Care coordination is facilitated when health professionals, both within and across care teams, have an immediate and rich understanding of what others can bring to a patient’s care. In the VA Centers of Excellence for Primary Care Education (CoEPCE), trainees from medicine, advanced practice nursing, health psychology, pharmacy, and social work complete their training in an inter-professional context where both didactic and practice-based learning approaches focus on honing the skills needed for effective team-based care. Since 2015, QUERI’s Action-Oriented Evaluation of the Inter-professional Learning Efforts in the CoEPCE and IAPACT Environments has partnered with the VA Office of Academic Affiliations to evaluate the performance of the CoEPCE. The evaluation has used an innovative realist evaluation approach to identify both qualitative and quantitative impacts of the program. This mixed-methods approach is a good fit for complex adaptive interventions like the CoEPCE, where understanding how context and mechanisms support or hinder multiple simultaneous desired outcomes is a critical evaluation goal.  

In relation to care coordination, teams in CoEPCE clinics showed improvement in primary care and mental health integration. A recent retrospective analysis of mental health utilization associated with CoEPCE implementation showed that the proportion of patients that had a timely mental health visit increased among CoEPCE patients by 1.8 percentage points vs. control patients, an 11% increase from the pre-COEPCE mean (17%). Similarly, the likelihood of an integrated primary care-mental health visit increased by 1.4% per patient year among CoEPCE patients, a 27% increase from the pre-CoEPCE mean (5%).

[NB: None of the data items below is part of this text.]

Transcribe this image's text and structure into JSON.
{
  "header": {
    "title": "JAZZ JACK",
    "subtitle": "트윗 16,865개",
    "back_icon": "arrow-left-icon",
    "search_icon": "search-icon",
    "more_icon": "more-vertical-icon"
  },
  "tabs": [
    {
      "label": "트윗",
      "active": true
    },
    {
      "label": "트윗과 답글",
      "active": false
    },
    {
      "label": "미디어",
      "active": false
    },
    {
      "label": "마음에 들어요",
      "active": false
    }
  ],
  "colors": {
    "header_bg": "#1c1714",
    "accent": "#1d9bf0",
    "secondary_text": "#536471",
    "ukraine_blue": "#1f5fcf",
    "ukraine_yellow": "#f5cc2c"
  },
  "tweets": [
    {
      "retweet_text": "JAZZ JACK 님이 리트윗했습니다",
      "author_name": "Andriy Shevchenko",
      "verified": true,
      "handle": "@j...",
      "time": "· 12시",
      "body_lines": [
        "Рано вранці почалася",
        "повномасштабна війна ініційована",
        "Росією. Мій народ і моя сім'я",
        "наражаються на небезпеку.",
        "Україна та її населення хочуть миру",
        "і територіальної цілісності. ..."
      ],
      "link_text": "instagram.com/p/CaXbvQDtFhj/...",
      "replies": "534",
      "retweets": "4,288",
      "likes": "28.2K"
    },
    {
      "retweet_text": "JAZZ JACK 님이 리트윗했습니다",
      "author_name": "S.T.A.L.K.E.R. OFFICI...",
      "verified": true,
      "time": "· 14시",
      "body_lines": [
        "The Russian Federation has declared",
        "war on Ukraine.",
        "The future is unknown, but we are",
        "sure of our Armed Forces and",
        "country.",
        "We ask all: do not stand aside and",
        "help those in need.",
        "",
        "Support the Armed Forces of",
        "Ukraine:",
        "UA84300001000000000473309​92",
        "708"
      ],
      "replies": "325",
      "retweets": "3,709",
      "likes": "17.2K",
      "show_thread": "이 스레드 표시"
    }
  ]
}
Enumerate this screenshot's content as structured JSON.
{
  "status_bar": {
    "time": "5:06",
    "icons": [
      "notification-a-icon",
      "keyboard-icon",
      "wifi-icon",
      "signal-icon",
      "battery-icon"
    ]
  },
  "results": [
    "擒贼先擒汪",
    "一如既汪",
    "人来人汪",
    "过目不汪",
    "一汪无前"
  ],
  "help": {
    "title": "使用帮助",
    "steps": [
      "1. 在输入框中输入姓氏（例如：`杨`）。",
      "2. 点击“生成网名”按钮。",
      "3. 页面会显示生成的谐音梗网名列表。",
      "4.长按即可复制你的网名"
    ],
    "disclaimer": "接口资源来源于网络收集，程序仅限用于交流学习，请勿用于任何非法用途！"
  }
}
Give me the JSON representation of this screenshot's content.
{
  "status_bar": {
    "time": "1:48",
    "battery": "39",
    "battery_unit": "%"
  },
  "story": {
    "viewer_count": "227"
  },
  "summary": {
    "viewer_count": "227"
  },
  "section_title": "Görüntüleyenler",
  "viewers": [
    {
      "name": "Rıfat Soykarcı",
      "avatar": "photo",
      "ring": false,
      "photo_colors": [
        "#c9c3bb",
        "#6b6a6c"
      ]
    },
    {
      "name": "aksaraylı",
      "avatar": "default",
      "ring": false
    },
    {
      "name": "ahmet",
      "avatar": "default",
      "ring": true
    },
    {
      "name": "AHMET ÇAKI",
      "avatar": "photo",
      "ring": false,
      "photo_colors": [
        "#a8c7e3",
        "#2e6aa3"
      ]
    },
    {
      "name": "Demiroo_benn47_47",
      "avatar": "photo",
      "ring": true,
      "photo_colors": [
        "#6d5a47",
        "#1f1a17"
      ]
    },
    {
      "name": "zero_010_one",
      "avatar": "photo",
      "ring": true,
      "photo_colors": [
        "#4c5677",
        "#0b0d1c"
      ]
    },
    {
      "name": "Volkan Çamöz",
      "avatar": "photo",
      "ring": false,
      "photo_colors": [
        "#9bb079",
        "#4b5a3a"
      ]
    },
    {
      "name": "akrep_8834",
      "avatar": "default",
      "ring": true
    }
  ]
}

Interviews with faculty, trainees, and staff have generated insights into how inter-professionally trained providers create new norms and expectations that contribute to care coordination. For example, interviews with 36 program graduates from 5 sites found that one of the main program strengths identified by graduates was an increased comfort initiating conversations across professional boundaries, particularly among non-medicine professionals. Training increased awareness of services provided by other disciplines and also increased their perceived ability to connect patients to these services. A deeper understanding of other professions was created through the extended time with their inter-professional cohorts, integration into VA PACT teams (also inter-professional), and sessions designed to expose implicit barriers to collaboration. Graduates felt the programs helped them develop habits that strengthen interdisciplinary collaboration, such as inviting collaboration through workgroups and regular meetings.

Collectively, these insights help faculty implementing the CoEPCE programs to focus their efforts on the practices that make the strongest impact on trainee and team behavior. This has positive impacts for care coordination not only in the care being offered daily to Veterans in COEPCE clinics right now, but also in the future, as program graduates take up practice throughout the VA healthcare system and US healthcare more broadly.